Homo erectus wushanensis (o fóssil do homem de Wushan foi primeiramente
descoberto em Longgupo, no vilarejo Zhenlongping, Condado de Wushan, província
de Chongqing -China- em 1985). Viveu há 2 milhões de anos.
Homo erectus pekinensis (foi descoberto durante escavações nos anos de 1923 a
1927, em um local próximo a Pequim, capital da China. O material arqueológico
encontrado foi datado entre 250.000 a 400.000 anos, no Pleistoceno. Mas, segundo
estudos recentes, descobriu-se que ele poderia ter vivido há 800.000 anos) – O
homem ereto de Pequim ou de Beijing, foi chamado inicialmente de Sinanthropus
pekinensis.
Homo erectus soloensis (Ilha de Java - Indonésia) - Homem ereto do Rio Bengawan
Solo (Java) - estudos mais rigorosos concluíram que, enquanto muitas subespécies
de H. erectus desapareceram do registro fóssil bruscamente 400.000 anos atrás, o
Homo erectus soloensis persistiu até 50.000 anos atrás na região de Java e foi
possivelmente absorvida por uma população local de H. sapiens na época de seu
declínio.
Outras subespécies:
Homo erectus palaeojavanensis;
H. e. nankinensis;
H. e. hexianensis;
H. e. mauritanicus;
H. e. palaeojavanicus;
Fonte: http://sasquatchresearch.net/hominoids.html
Capítulo 6: Gigantopithecus, os maiores primatas de todos os tempos
Gigantopithecus é um gênero de primatas gigantescos, os maiores que já existiram
na face da Terra, extintos há milhares de anos. Esse gênero é muito próximo do
gênero dos orangotangos, que vivem na Ásia, e ambos podem ter um ancestral
comum recente. Especula-se que tais primatas gigantes podem ter dado origem a
lendas como a do Pé Grande.
Gigantopithecus – representação artística
Os Gigantopithecus eram seres curiosos: podiam chegar a até 3 metros de altura (!)

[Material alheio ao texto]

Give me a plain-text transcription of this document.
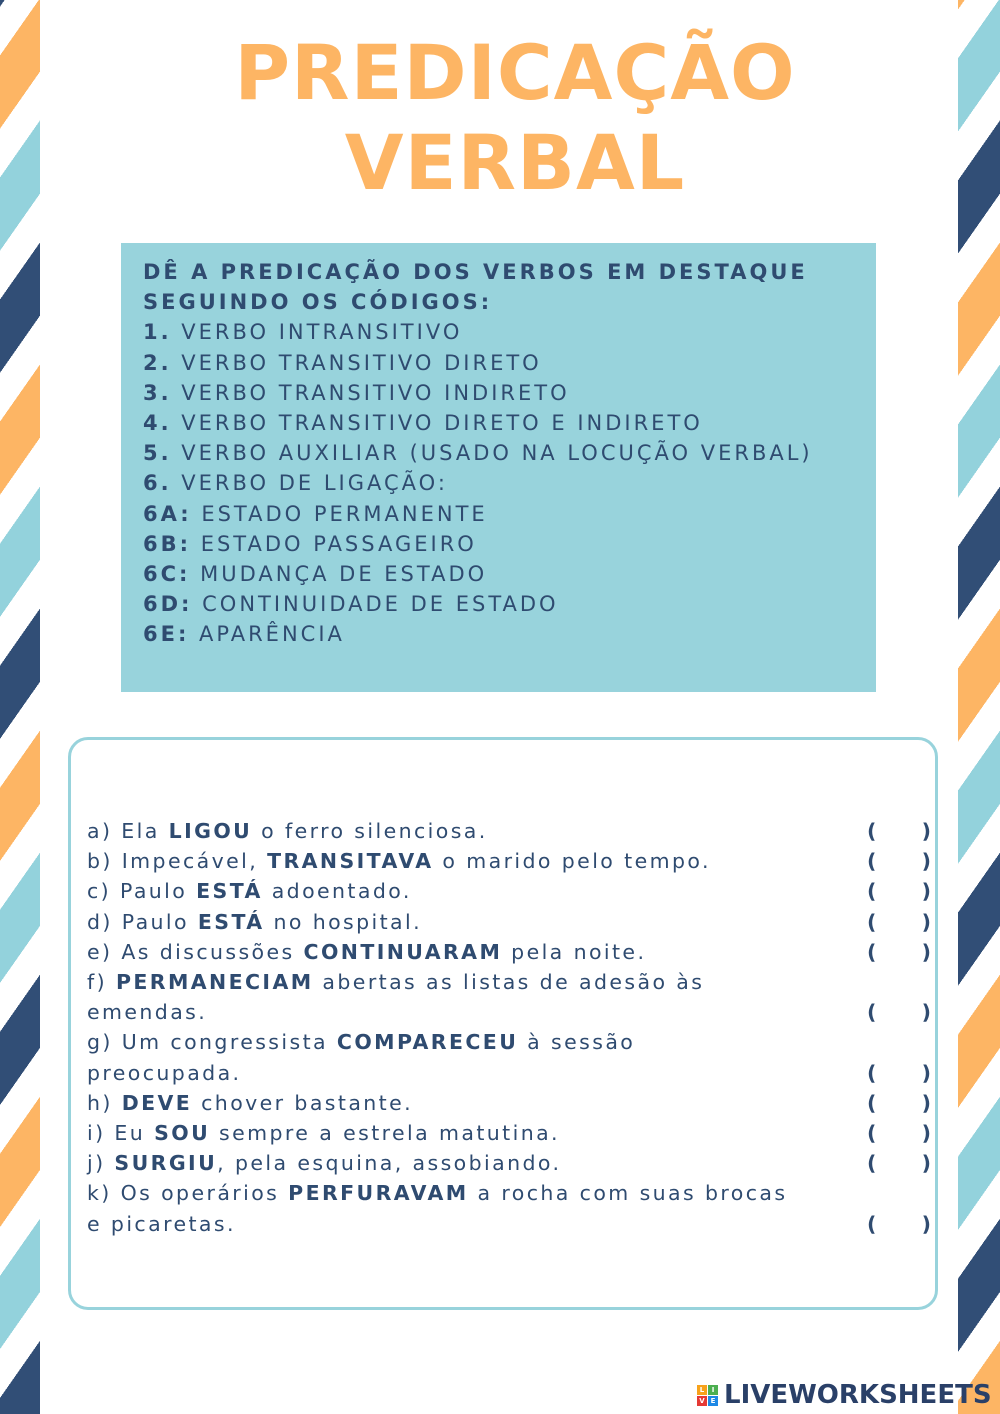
PREDICAÇÃO
VERBAL
DÊ A PREDICAÇÃO DOS VERBOS EM DESTAQUE
SEGUINDO OS CÓDIGOS:
1. VERBO INTRANSITIVO
2. VERBO TRANSITIVO DIRETO
3. VERBO TRANSITIVO INDIRETO
4. VERBO TRANSITIVO DIRETO E INDIRETO
5. VERBO AUXILIAR (USADO NA LOCUÇÃO VERBAL)
6. VERBO DE LIGAÇÃO:
6A: ESTADO PERMANENTE
6B: ESTADO PASSAGEIRO
6C: MUDANÇA DE ESTADO
6D: CONTINUIDADE DE ESTADO
6E: APARÊNCIA
a) Ela LIGOU o ferro silenciosa.	( )
b) Impecável, TRANSITAVA o marido pelo tempo.	( )
c) Paulo ESTÁ adoentado.	( )
d) Paulo ESTÁ no hospital.	( )
e) As discussões CONTINUARAM pela noite.	( )
f) PERMANECIAM abertas as listas de adesão às emendas.	( )
g) Um congressista COMPARECEU à sessão preocupada.	( )
h) DEVE chover bastante.	( )
i) Eu SOU sempre a estrela matutina.	( )
j) SURGIU, pela esquina, assobiando.	( )
k) Os operários PERFURAVAM a rocha com suas brocas e picaretas.	( )
L	I
V E LIVEWORKSHEETS
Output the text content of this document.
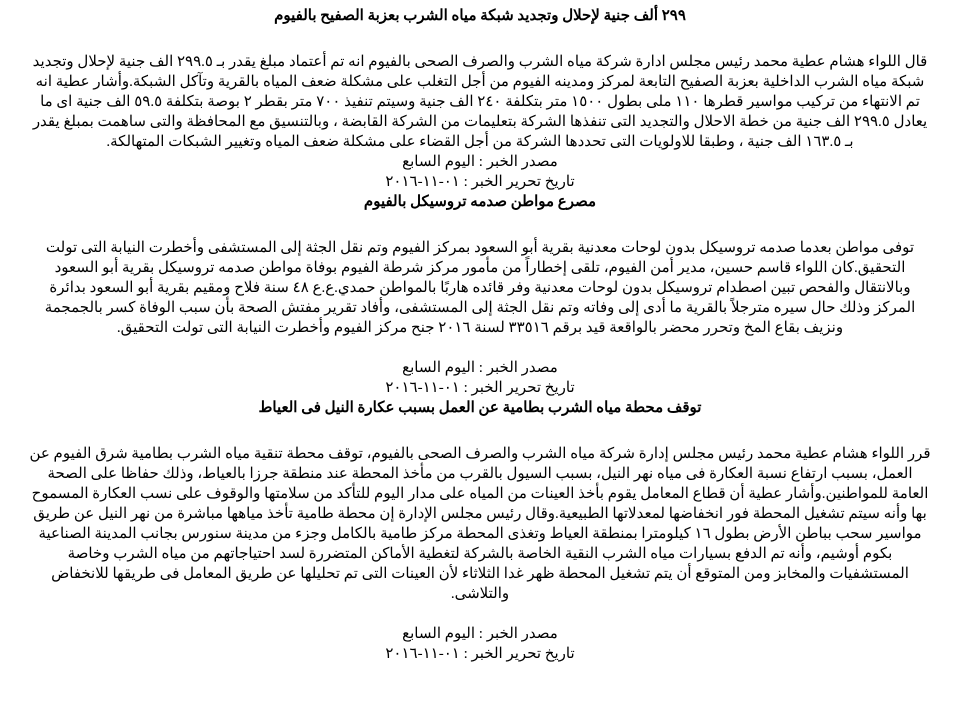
٢٩٩ ألف جنية لإحلال وتجديد شبكة مياه الشرب بعزبة الصفيح بالفيوم

قال اللواء هشام عطية محمد رئيس مجلس ادارة شركة مياه الشرب والصرف الصحى بالفيوم انه تم أعتماد مبلغ يقدر بـ ٢٩٩.٥ الف جنية لإحلال وتجديد شبكة مياه الشرب الداخلية بعزبة الصفيح التابعة لمركز ومدينه الفيوم من أجل التغلب على مشكلة ضعف المياه بالقرية وتآكل الشبكة.وأشار عطية انه تم الانتهاء من تركيب مواسير قطرها ١١٠ ملى بطول ١٥٠٠ متر بتكلفة ٢٤٠ الف جنية وسيتم تنفيذ ٧٠٠ متر بقطر ٢ بوصة بتكلفة ٥٩.٥ الف جنية اى ما يعادل ٢٩٩.٥ الف جنية من خطة الاحلال والتجديد التى تنفذها الشركة بتعليمات من الشركة القابضة ، وبالتنسيق مع المحافظة والتى ساهمت بمبلغ يقدر بـ ١٦٣.٥ الف جنية ، وطبقا للاولويات التى تحددها الشركة من أجل القضاء على مشكلة ضعف المياه وتغيير الشبكات المتهالكة.

مصدر الخبر : اليوم السابع

تاريخ تحرير الخبر : ٠١-١١-٢٠١٦

مصرع مواطن صدمه تروسيكل بالفيوم

توفى مواطن بعدما صدمه تروسيكل بدون لوحات معدنية بقرية أبو السعود بمركز الفيوم وتم نقل الجثة إلى المستشفى وأخطرت النيابة التى تولت التحقيق.كان اللواء قاسم حسين، مدير أمن الفيوم، تلقى إخطاراً من مأمور مركز شرطة الفيوم بوفاة مواطن صدمه تروسيكل بقرية أبو السعود وبالانتقال والفحص تبين اصطدام تروسيكل بدون لوحات معدنية وفر قائده هاربًا بالمواطن حمدي.ع.ع ٤٨ سنة فلاح ومقيم بقرية أبو السعود بدائرة المركز وذلك حال سيره مترجلاً بالقرية ما أدى إلى وفاته وتم نقل الجثة إلى المستشفى، وأفاد تقرير مفتش الصحة بأن سبب الوفاة كسر بالجمجمة ونزيف بقاع المخ وتحرر محضر بالواقعة قيد برقم ٣٣٥١٦ لسنة ٢٠١٦ جنح مركز الفيوم وأخطرت النيابة التى تولت التحقيق.

مصدر الخبر : اليوم السابع

تاريخ تحرير الخبر : ٠١-١١-٢٠١٦

توقف محطة مياه الشرب بطامية عن العمل بسبب عكارة النيل فى العياط

قرر اللواء هشام عطية محمد رئيس مجلس إدارة شركة مياه الشرب والصرف الصحى بالفيوم، توقف محطة تنقية مياه الشرب بطامية شرق الفيوم عن العمل، بسبب ارتفاع نسبة العكارة فى مياه نهر النيل، بسبب السيول بالقرب من مأخذ المحطة عند منطقة جرزا بالعياط، وذلك حفاظا على الصحة العامة للمواطنين.وأشار عطية أن قطاع المعامل يقوم بأخذ العينات من المياه على مدار اليوم للتأكد من سلامتها والوقوف على نسب العكارة المسموح بها وأنه سيتم تشغيل المحطة فور انخفاضها لمعدلاتها الطبيعية.وقال رئيس مجلس الإدارة إن محطة طامية تأخذ مياهها مباشرة من نهر النيل عن طريق مواسير سحب بباطن الأرض بطول ١٦ كيلومترا بمنطقة العياط وتغذى المحطة مركز طامية بالكامل وجزء من مدينة سنورس بجانب المدينة الصناعية بكوم أوشيم، وأنه تم الدفع بسيارات مياه الشرب النقية الخاصة بالشركة لتغطية الأماكن المتضررة لسد احتياجاتهم من مياه الشرب وخاصة المستشفيات والمخابز ومن المتوقع أن يتم تشغيل المحطة ظهر غدا الثلاثاء لأن العينات التى تم تحليلها عن طريق المعامل فى طريقها للانخفاض والتلاشى.

مصدر الخبر : اليوم السابع

تاريخ تحرير الخبر : ٠١-١١-٢٠١٦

e pesar até 600 Kg (a título de comparação, um gorila atual chega a 2 metros de
altura). Essas informações podem ser encontradas no livro “Human Evolution – An
Illustrated Introduction” do autor Roger Lewin (5ª edição, página 107). As fêmeas
tinham metade do tamanho do macho, o que indica que, talvez, viviam em "haréns",
como os gorilas. Possuíam braços fortes e compridos, comiam bambus e outros
vegetais e se locomoviam, provavelmente, sobre os nós dos dedos. Alguns o
consideram um bípede (!), mas a verdade é que não há muita evidência fóssil que
indique a forma de sua locomoção.
A maioria dos Gigantopithecus foi extinta pelo H. erectus há uns 300.000 anos. No
entanto, alguns sobreviveram até uns 100.000 anos atrás (G. blacki) e foram mortos
pelos H. sapiens ou pela competição com os ursos panda (que também se
alimentam de bambus).
Existiram 3 espécies do gênero Gigantopithecus: Gigantopithecus blacki,
Gigantopithecus bilaspurensis e Gigantopithecus giganteus. Todas viveram na Ásia
(Índia e China, principalmente), conforme pode-se ler na Wikipedia. São primatas
classificados como pertencentes à família Hominidae (a mesma dos humanos),
subfamília Ponginae (a mesma dos orangotangos). Portanto, não eram tão próximos
de nós como os chimpanzés ou os gorilas, que pertencem à mesma subfamília dos
humanos (Homininae), mas eram incrivelmente semelhantes fisicamente à nossa
espécie.
:
Gigantopithecus – comparações. Fonte: Wikipedia
Capítulo 7: Homo ergaster
Na década de 1990, na África, perto do desfiladeiro de Olduvai, foi descoberto um
esqueleto quase completo do famoso Homo erectus africano, reclassificado como
Homo ergaster. O H. ergaster é mais antigo do que o H. erectus e tem proporções
corporais ainda mais semelhantes ao H. Sapiens. Viveu na África do Sul e na África
Oriental.
Eram basicamente como nós. A principal diferença estava no volume craniano, que
não passava de 900 centímetros cúbicos (pouco menor do que o volume craniano
do erectus, que tinha, em média, 1.000 cm3 e muito menor que o nosso, de 1.400
cm3 em média). Entretanto, há fósseis mais antigos de ergaster com volume
craniano de apenas 508 a 582 cm3. O famoso Menino de Nariokotome (esqueleto
quase completo de ergaster, descoberto na década de 1990) tem esse volume
encefálico.
Os autores do livro "The Last Human" consideram o bipedalismo do H. ergaster
inquestionável, mas com base em características da cintura escapular acreditam que
as crianças ergaster poderiam demorar mais tempo para andar (uma criança
humana anda por volta dos 12 meses, os ergaster, talvez demorassem 16 ou mais
meses).
O Homo ergaster era capaz de produzir ferramentas de pedra polida (estilo
acheuliano), mas não tinha uma inteligência muito superior à do chimpanzé. Se
ainda vivessem, seriam considerados uma espécie estúpida (com pouca
inteligência) de humanos, mas, sem dúvida, tendo em vista suas evidentes
características físicas, seriam considerados humanos.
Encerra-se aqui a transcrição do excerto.